The mettle of the single parent is how they parent and progress in their own life.  That is the litmus test of whether or not a single mom/parent is a narcissist.

IMHO of course.

marsaidstep's picture

They are not more likely to be narcissistic than anyone else. Narcissists come in all shapes and sizes and every walk of life. Some are single, some are divorced and some have been married for 30 years. Some have children and some do not. However if someone is single because they are extremely self centered and have rage issues then they are probably a narcissist. If someone has kids in order to gain supply from them, keep them company, fulfill their needs and mold them into mini me’s they are probably a narcissist. However not all parents are like this.

ndc's picture

Anecdotal, but the vast majority of divorced/single moms I know are not narcissists.  I think your statement is a huge stretch and would not be backed up by facts.

Sandybeaches's picture

"I think your statement is a huge stretch and would not be backed up by facts."

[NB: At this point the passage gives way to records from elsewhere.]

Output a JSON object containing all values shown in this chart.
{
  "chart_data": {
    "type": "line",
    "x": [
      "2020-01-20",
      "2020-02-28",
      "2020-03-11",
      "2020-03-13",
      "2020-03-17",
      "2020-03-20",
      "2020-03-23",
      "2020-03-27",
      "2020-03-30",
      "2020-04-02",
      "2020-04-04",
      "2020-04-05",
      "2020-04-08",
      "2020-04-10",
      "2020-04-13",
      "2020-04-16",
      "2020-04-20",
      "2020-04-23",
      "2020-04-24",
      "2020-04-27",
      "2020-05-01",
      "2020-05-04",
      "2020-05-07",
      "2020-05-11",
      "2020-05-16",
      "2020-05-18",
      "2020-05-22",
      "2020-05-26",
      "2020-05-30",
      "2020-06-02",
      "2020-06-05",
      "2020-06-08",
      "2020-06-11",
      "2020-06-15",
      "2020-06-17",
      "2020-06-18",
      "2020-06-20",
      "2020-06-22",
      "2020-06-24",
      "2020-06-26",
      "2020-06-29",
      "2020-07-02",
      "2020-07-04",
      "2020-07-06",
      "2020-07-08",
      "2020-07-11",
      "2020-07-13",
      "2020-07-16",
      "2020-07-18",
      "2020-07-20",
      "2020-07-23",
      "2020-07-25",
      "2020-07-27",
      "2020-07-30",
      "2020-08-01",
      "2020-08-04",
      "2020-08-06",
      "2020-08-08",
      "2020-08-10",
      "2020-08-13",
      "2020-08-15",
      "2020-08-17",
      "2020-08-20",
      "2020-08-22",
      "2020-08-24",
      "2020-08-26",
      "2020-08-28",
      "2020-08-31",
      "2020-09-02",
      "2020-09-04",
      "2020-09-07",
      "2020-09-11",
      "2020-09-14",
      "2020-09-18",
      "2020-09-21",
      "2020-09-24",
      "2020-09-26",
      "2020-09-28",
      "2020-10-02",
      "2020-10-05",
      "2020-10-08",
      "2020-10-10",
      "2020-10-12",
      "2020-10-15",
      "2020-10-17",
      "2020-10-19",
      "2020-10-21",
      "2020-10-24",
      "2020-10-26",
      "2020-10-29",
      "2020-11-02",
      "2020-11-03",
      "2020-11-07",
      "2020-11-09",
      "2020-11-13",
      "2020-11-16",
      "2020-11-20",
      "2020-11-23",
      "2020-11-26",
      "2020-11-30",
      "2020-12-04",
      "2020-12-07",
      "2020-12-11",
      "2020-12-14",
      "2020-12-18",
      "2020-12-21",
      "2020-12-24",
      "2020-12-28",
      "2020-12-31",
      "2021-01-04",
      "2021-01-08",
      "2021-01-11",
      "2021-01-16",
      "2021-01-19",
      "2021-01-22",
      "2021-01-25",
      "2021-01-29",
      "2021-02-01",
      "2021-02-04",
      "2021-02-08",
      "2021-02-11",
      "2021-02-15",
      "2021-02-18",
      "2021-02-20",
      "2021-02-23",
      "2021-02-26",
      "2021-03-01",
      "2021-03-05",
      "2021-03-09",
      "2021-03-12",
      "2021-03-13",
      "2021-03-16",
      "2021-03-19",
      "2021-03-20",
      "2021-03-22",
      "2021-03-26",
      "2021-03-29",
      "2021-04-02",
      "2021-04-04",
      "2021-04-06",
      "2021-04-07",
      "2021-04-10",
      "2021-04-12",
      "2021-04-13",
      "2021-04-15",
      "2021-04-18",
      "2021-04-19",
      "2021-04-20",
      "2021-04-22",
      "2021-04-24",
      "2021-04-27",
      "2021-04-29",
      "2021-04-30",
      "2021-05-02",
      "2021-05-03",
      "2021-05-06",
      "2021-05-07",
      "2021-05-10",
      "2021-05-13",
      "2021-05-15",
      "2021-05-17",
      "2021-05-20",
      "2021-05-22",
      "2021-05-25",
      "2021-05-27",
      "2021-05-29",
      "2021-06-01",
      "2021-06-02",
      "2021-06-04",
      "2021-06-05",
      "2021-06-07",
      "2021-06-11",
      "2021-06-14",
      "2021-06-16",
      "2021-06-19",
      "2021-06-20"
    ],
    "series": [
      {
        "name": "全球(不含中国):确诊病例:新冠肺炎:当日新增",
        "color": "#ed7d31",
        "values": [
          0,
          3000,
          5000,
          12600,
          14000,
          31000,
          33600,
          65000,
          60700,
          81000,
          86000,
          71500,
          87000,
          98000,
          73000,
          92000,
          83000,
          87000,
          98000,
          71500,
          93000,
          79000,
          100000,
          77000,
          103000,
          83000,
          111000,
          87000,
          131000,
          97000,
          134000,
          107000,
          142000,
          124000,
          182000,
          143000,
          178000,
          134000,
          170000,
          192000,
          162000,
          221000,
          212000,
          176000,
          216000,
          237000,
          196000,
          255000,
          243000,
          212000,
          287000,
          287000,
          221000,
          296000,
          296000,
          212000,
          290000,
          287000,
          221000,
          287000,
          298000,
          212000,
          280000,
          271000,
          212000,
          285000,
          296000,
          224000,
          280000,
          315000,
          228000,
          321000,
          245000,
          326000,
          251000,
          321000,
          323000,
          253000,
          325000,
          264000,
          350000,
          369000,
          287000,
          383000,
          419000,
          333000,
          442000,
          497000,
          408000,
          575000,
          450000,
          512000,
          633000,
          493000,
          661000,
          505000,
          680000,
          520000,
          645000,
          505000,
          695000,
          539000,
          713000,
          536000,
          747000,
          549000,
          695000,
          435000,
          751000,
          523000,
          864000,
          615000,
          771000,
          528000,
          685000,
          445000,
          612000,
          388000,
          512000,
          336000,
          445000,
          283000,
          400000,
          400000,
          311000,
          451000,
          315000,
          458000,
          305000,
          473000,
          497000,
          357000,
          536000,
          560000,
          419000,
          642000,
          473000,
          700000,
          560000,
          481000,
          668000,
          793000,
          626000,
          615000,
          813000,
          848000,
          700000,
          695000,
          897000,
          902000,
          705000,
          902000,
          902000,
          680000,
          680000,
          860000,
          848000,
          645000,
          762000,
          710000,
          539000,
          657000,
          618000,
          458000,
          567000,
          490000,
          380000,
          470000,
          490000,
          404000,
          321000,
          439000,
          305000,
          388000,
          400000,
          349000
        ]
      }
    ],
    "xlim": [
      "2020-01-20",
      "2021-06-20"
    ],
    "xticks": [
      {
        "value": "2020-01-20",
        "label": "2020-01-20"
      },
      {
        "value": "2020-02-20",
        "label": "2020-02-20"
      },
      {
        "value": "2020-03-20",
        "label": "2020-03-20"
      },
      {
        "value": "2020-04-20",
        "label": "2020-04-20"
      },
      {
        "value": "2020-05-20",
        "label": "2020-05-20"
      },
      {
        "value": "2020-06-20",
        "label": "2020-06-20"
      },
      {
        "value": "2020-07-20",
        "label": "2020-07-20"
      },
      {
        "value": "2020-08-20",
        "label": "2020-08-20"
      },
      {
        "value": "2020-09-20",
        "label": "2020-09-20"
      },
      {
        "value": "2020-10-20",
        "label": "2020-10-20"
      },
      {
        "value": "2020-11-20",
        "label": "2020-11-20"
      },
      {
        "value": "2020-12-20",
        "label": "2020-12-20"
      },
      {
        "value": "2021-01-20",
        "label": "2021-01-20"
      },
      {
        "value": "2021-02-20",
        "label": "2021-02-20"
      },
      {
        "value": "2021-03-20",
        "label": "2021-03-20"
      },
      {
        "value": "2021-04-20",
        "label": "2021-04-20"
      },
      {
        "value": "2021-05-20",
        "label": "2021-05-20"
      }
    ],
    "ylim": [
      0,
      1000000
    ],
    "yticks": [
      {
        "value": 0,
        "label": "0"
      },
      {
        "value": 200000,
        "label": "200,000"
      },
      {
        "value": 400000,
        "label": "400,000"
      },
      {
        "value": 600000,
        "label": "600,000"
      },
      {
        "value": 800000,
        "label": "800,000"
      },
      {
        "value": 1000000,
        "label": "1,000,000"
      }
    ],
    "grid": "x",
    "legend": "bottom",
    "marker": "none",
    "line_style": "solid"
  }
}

Exactly!!!!!!!!  and most of us here if we have kids and were ever married are included in the ratio she mentoned AND it includes more than half the world !!!

Sandybeaches's picture

If you said MAYBE single women who never want to get married or have a relationship and just have a child or a mini version of themselves that MIGHT be a possibility........ But where do you figure divorced single mother's  into your narcissist scenario? I think that is a little broad.  Most people are not divorced by choice circumstances lead them to either leave a marriage or someone left them  So they did not set out to be a divorced single parent and many don't want to take the leap again.  

markwvualum's picture

I believe what the poster was pertaining to (and I could be wrong on this) is that the reason they are divorced is because of their narcissism and they are difficult to get along with?

Sandybeaches's picture

I don't see that.  I re-read this to see if I was possibly wrong in the way that I took what OP was posting but I can't see it any other way .... Especially when OP says that they are divorced because they are narcissists... 

As I said I could see maybe thinking this of single women but divorced women are divorced for many reasons and many because of the man!!   Maybe OP could clarify what was actually meant by the post?